韓国大使の発言と、ナヌムの家で見たもの
最後に申し上げるが、申珏秀韓国大使が最近、韓国人の気持ちを冷静に代表するいいことを言っていた。われわれはいつまでも日本に謝罪を求めているわけではなく、昔の約束事(村山談話などの過去の謝罪)を守ってくれるように言っているだけだと。また韓国の新聞での一記者による原爆被害者に対する無神経な書き方は、決して韓国人一般の気持ちを代表していない、と。そして日本の若者は植民地時代に韓国人がどれほど辛い想いをしたのかを学び、韓国の若者は戦後日本がアジアの発展にどれほど貢献したのかを学ぶ必要がある、と。
私はこれに全面的に同意している。両国に存在する一部の極端な愚か者に両国の世論を代表させず、日韓友好で得をする大多数の私たちで、両国関係を育み、守っていきたいものである。

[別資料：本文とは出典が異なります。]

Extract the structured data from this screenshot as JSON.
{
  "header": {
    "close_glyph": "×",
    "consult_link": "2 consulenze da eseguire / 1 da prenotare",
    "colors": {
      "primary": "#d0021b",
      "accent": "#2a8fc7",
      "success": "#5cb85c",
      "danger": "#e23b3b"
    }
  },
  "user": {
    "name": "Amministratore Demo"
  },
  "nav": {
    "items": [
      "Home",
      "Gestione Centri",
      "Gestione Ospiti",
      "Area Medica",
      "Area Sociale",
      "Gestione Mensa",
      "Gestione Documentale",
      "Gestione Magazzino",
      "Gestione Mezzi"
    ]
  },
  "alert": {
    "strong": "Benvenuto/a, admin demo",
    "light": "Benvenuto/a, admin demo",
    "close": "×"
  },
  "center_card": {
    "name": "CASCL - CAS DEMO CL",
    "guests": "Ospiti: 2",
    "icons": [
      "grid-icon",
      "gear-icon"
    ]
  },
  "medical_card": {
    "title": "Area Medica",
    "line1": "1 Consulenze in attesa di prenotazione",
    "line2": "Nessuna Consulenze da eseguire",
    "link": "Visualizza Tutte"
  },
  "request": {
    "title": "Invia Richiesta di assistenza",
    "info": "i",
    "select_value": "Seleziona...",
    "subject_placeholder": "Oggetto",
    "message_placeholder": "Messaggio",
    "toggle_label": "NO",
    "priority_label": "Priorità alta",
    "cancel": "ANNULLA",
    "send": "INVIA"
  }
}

末筆ながら、私が以前、訪れたことのあるナヌムの家(韓国の慰安婦被害者の共同生活施設)で見た希望ある光景について書かせていただきたい。私はその昔、ナヌムの家を訪れたことがあるのだが、そこで働いているボランティアの人々の多くが日本人の若者だったのだ。そして日本人からの温かい慰労の手紙もたくさんハルモニ(韓国語で“御婆さん”の意)に届いており、将来を担う若者が誠実に暖かい気持ちでハルモニの傷を癒してくれていた。私は彼らこそ将来の日本を担う顔であり、新大久保のヘイトスピーチにいそしむ方々が日本を代表する日は来ないと信じている。
日本と韓国や中国がもめることで得をするのは、一部の政治家(いわゆるネトウヨにさえ受けていれば当選できる議員)と、憎悪をあおり、“憎しみの寄付金”を集めるヘイトスピーチ団体に限られるが、その経済コストという意味でも、日本の名誉という意味でも、若者にのしかかる“かばん”は大きい。
未来の日本の子供が背負う“かばん”には、安倍史観に沿った歴史に修正しようという無益な争いの火ダネが詰まっているのか、それとも過去からの教訓と、前向きで明るい国際関係が詰まっているのか。
その中身を詰めるのは、私たち一人ひとりの仕事なのである。